Anyway. While the water drained from the sink, I lined my round cheese mold with cheesecloth, set it on top of two bamboo sushi mats in a baking sheet with a lip (to catch the whey) and had my plastic Chinese take-out container follower ready, and some weights.
I spooned the curds into the mold...
And then I folded the ends of the cheesecloth over the curds, pressed them down a bit, placed the follower on top, added 15 lbs of weight, and watched the small river of whey drain out.
Here's how the setup looked at that point:
At this point the burgers were just about ready, and I was handing plates and side dishes out the window to Bill, who was setting the table on our deck. After 10 minutes, it was time to remove the weights, unwrap the curd mass, flip it over, rewrap it, put it back in the mold, put the follower back on and this time place 30 lbs of weight on top.
This was a bit more precarious than the 15 lbs.
I hurried outside, my little kitchen timer set for another 10 minutes, to eat with Bill and the kids.
The crash occurred at about the 6 minute mark.
I imagined the destruction: glassware, dishes, thermometers...and I dashed into the kitchen...and nothing - not a thing - was broken. A glass containing all my thermometers had fallen into the porcelain sink - nothing broke. Other bowls were upended - nothing was broken. I thanked the cheese gods and picked up the weights and re-stacked them, this time surrounding the cheese with heavier objects that might (I hoped) help support the weights if the whole thing tipped again.
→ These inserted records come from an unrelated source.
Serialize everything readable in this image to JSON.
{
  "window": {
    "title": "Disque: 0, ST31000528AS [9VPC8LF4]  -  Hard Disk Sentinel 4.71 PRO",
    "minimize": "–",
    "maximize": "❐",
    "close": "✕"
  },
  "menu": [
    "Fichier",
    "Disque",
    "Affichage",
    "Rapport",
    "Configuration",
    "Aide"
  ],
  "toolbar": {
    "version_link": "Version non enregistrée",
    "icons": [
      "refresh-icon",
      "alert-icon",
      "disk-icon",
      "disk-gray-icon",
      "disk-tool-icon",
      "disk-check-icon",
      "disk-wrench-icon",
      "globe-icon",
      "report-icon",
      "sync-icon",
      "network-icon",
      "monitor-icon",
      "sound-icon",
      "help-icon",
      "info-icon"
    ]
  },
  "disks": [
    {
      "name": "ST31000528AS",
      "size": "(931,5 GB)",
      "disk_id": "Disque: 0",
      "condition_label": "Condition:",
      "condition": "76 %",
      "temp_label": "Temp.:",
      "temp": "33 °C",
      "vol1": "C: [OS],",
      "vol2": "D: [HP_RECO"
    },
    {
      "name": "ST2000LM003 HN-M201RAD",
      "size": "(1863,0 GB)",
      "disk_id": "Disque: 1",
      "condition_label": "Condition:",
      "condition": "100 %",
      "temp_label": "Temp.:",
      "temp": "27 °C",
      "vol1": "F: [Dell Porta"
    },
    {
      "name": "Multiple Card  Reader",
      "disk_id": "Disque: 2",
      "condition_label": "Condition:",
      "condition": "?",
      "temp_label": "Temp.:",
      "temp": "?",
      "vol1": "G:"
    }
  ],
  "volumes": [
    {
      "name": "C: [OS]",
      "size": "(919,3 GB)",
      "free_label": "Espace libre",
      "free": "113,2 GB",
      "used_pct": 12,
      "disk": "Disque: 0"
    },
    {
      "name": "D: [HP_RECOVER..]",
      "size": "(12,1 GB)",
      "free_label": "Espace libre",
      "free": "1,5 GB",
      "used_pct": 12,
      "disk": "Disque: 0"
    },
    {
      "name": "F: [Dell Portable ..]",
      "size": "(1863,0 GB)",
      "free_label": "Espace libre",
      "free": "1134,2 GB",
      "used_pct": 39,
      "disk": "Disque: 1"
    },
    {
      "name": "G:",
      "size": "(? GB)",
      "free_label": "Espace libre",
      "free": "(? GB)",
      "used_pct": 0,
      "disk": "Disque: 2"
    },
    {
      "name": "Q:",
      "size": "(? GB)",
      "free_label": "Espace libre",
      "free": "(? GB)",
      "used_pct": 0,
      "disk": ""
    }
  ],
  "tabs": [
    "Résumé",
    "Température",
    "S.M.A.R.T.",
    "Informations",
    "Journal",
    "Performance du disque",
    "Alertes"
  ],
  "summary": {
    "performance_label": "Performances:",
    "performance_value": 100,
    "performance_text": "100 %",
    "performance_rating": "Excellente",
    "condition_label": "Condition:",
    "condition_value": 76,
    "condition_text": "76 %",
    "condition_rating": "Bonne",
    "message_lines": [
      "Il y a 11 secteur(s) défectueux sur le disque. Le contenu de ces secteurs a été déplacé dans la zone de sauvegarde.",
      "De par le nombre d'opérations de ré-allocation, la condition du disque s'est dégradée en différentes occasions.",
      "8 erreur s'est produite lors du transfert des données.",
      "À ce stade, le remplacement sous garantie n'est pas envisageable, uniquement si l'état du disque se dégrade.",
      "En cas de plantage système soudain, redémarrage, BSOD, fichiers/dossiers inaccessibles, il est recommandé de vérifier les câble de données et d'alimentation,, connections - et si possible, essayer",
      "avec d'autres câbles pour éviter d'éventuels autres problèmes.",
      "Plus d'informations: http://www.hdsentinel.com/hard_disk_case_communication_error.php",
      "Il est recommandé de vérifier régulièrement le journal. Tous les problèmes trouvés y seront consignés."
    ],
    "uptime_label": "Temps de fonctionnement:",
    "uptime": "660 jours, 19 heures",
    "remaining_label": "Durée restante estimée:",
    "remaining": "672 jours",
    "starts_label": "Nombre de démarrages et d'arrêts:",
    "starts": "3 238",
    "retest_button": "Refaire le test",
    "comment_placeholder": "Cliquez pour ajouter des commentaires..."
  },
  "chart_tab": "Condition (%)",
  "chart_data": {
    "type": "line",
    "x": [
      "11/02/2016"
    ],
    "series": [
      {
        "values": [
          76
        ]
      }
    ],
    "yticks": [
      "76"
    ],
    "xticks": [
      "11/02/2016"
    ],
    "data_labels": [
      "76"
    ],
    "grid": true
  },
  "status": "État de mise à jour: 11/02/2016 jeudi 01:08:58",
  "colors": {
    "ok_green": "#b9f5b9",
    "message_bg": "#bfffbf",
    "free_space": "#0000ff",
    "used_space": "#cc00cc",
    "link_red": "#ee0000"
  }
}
I'm not surprised there was a fall. If you take a look at that picture above, there's a small plastic container mostly filled with a wet, squishy subtance, and on top of that a plastic dish filled and topped with really heavy weights. As the weights press down on the curds, compressing them and expelling liquid, the curds, because they are wet and still relatively loose, shift and slide, and if the weights are at all off-center (which they must have been, even just a bit) more pressure will push down on one side and eventually everything will lean and, because the whole thing is so top heavy, it will fall.
And it did.
After the 30 pounds, the next jump was to 40 pounds for 2 hours. In the picture below, you can see my cheese mold under a bunch of weight and buttressed on three sides by the wall and windowsill, a huge bot of water, and a couple smaller pots and a collander nested together and filled with water. The fourth side was rather narrow so I leaned a baking sheet against it, figuring maybe I'd hear it start to go before it went too far.
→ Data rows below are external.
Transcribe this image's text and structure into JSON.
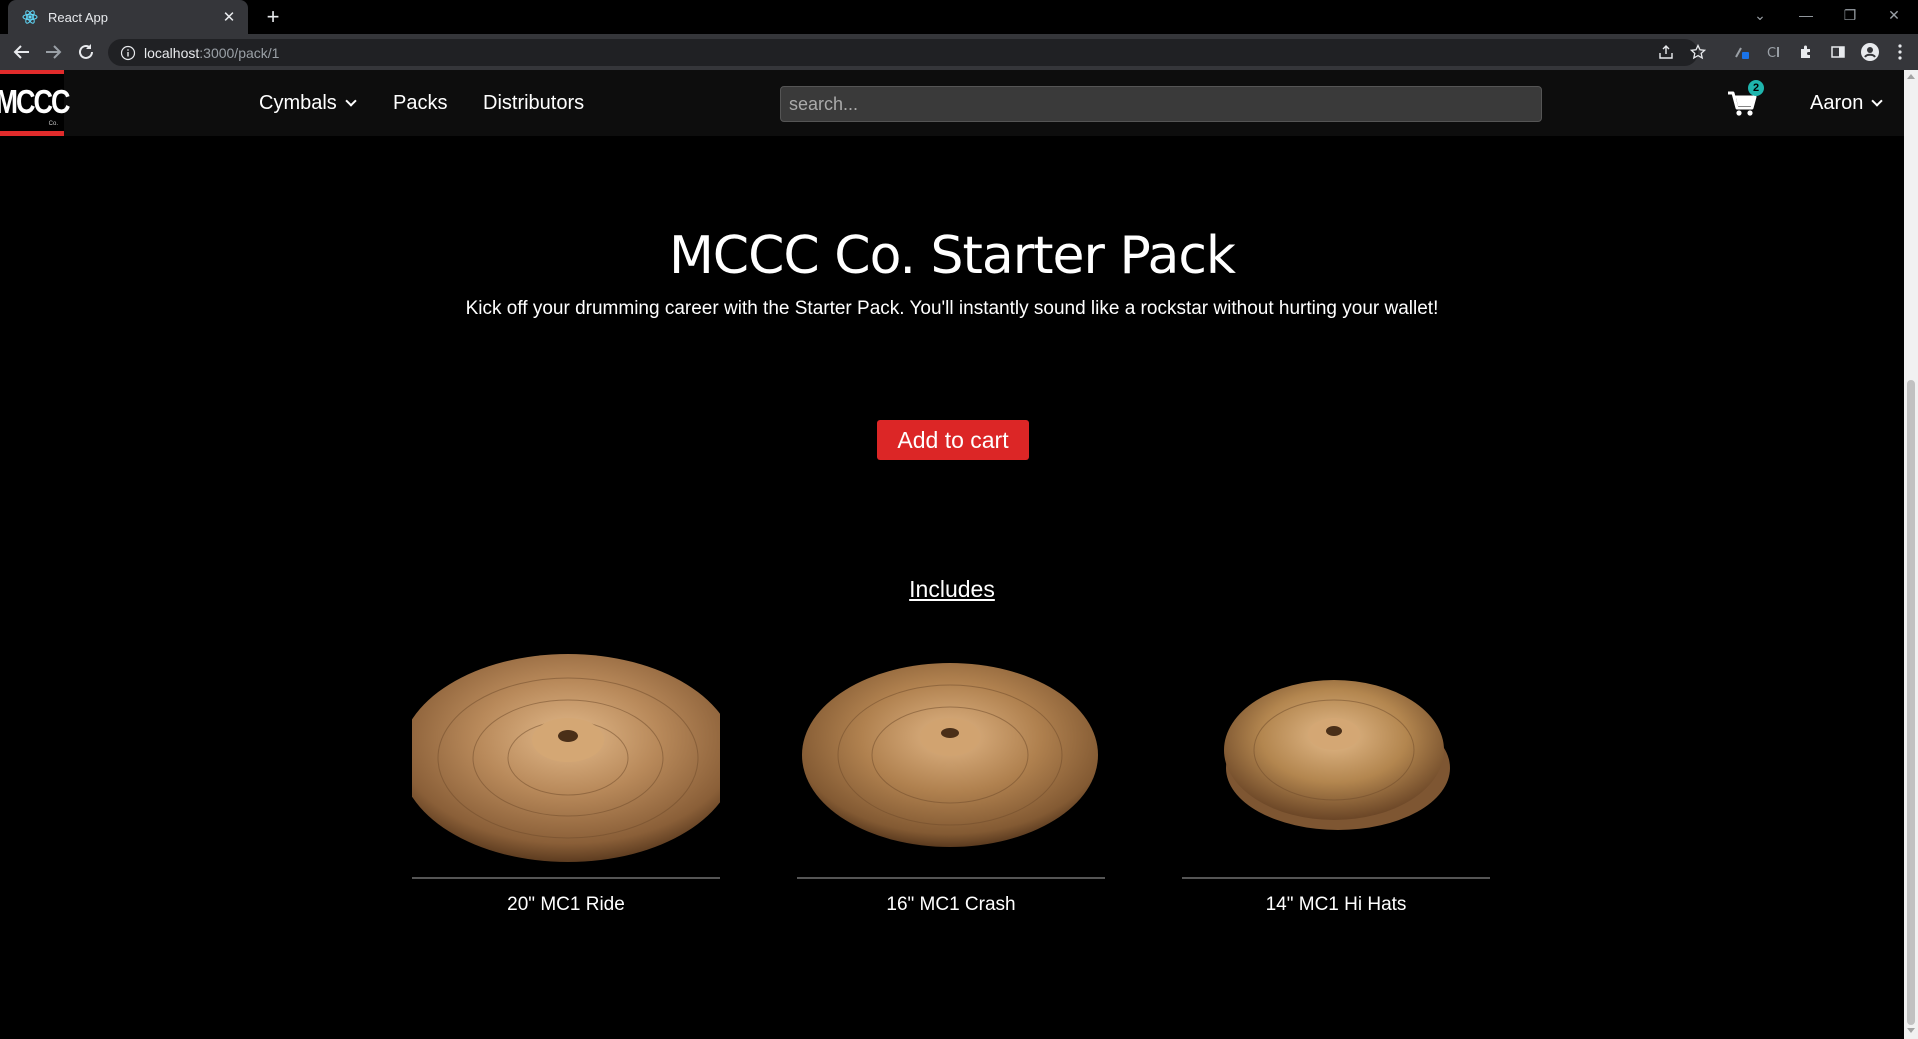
{
  "browser": {
    "tab_title": "React App",
    "url_host": "localhost",
    "url_path": ":3000/pack/1"
  },
  "nav": {
    "logo_text": "MCCC",
    "logo_sub": "Co.",
    "links": [
      "Cymbals",
      "Packs",
      "Distributors"
    ],
    "search_placeholder": "search...",
    "cart_count": "2",
    "user": "Aaron"
  },
  "pack": {
    "title": "MCCC Co. Starter Pack",
    "description": "Kick off your drumming career with the Starter Pack. You'll instantly sound like a rockstar without hurting your wallet!",
    "add_to_cart_label": "Add to cart",
    "includes_label": "Includes"
  },
  "products": [
    {
      "name": "20\" MC1 Ride"
    },
    {
      "name": "16\" MC1 Crash"
    },
    {
      "name": "14\" MC1 Hi Hats"
    }
  ],
  "colors": {
    "accent_red": "#dc2626",
    "badge_teal": "#1fb5ad",
    "bronze": "#b8895a"
  }
}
I left it there overnight, and am happy to report that I was not awakened at any point by another crash.
In the morning, before we headed off to my Dad's Rotary Club's May Breakfast, I moved the whole set-up to the pantry, where it's a bit warmer and out of the way. I rearranged the weights and stacked them in what looked to be a safer, sturdier arrangement, and we went on our way.
Several hours later we returned home and went about our various activities - Bill and the kids headed out to weed one of the gardens (Bill, because it was necessary, and the kids, because they'd been slapping each other in the car on the ride home) and I went upstairs to grab laundry to throw in the wash before getting started on dishes, bread and cookies and, eventually, waxing my original wheel of cheddar. I was upstairs putting some of Julia's dirty clothes in a cloth hamper when - you guessed it - there came a loud crash.
Again, nothing broke. The top tier of weights had fallen from the cheese and landed on a bunch of stuff on the floor of my pantry. I restacked it and hoped for the best.
As of this writing, it is still upright. It's nearly 4:30 as I type - five hours to go and I can dismantle the sculpture and start to air dry that cheese. I'll be very, very glad when I get to that point.